Seated on the checker-patterned couch from his college days, Haruki gnawed a hangnail and brushed away Muscles the Cat with unwashed, jittery feet. The dust that had flown up from his shuffling, which he had lately abandoned in favor of anxious lethargy, settled around him like a personal cloak of distress.
“You haven’t seen her at all?” he said into the phone.

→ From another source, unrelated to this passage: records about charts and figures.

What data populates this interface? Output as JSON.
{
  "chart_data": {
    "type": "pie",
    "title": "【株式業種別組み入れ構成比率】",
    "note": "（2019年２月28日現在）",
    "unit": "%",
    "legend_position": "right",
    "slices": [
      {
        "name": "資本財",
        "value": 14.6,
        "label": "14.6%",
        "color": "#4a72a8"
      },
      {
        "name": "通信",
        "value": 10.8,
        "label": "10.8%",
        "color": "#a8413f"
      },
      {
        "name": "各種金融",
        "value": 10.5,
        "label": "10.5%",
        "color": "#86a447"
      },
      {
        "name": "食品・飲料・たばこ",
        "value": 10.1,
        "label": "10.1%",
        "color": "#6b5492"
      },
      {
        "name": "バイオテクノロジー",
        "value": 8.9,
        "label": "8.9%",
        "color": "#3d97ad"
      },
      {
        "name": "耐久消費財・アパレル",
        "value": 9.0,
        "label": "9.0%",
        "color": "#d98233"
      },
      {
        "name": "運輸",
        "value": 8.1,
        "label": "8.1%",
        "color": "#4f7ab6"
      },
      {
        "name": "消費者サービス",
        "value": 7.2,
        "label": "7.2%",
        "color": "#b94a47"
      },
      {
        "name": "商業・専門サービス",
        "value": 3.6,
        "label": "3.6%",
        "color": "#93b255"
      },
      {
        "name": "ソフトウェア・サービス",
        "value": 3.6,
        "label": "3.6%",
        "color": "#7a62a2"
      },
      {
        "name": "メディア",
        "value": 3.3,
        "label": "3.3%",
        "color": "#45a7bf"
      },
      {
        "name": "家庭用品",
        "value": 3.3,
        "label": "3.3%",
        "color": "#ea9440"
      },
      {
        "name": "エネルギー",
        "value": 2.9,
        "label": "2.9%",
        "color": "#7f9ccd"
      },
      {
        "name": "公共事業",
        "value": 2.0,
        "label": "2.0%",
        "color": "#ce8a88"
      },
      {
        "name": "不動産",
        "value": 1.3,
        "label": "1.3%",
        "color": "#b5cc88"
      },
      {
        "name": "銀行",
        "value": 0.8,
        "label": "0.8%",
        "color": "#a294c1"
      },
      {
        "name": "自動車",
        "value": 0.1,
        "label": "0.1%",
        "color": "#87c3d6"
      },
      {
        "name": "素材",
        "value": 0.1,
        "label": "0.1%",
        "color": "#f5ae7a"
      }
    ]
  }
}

“Sorry, Doc, we’ve been in hideout mode all day. No reports yet, but Dr. T never mentioned anything about staying out all night. I’m sorry, I wish I could help.”
“Reid, I understand. It is okay. How are you holding up so far?”
“Like I said, snug and safe. Keeping an eye on the weather. Halfway through The Hobbit.”
“I have not read this in some time.”
“Well, when Dana comes back—because I’m sure she’s safe, wherever she is, she’s smart as hell—I’ll give the you the book and you all can read it next typhoon.”
“Sounds good. Thank you once again, Reid.”
Haruki thumbed off the phone. He glanced around the apartment, teeth chattering, an untouched beer on the kitchen table. The guitar hadn’t helped. When did minor chords ever raise a man’s spirits? But he tried to take heart; Reid knew, Dana was capable, more than competent in fact: a survivor.
“Have faith and relax, Haruki. You love her; she will come back home to you.” His mom and dad’s bland, soothing wisdom, which aided more than any outside form of relief.
His parents had adored Dana the moment she slipped off her shoes in their doorway, from her updone braids to the bulldog-gray nail polish on her toes. And her efforts to speak the language, while abortive, were still praised. Never had he thought they would cherish an American so ardently. Introducing her to neighbors, patiently explaining the butsudan, or the salt dish on the front step, and helping her find the most affordable lacquer at the markets. The memories warmed his shameful heart.
“Fine, Muscles, come here.”
He dropped the cat on his lap and buried his nose in the sweet fur. Muscles reacted as any feline might, when faced with impromptu affection; he curled into a knot and batted the man’s face for encouragement. Love me, care for me. Show me meaning exists on this sphere.
Though he sought a fellow grief in those glowing eyes, Haruki found only amusement, and this was good enough for now. To forget was one way to cope, and the warmth of a living beast is nothing if not a pleasant avenue for distraction.
“‘Ay, lord; she will become thy bed, I warrant. And bring thee forth brave brood.’”
Haruki flipped on the television: Kumiko Natsuharu. Parents distressed, putting on a brave face for the cameras. You feel one way and act another. In a typhoon, no less. Haruki crabbed his body and scuttled around the empty apartment, chasing his cat, letting his inner Caliban creep out in the darkness.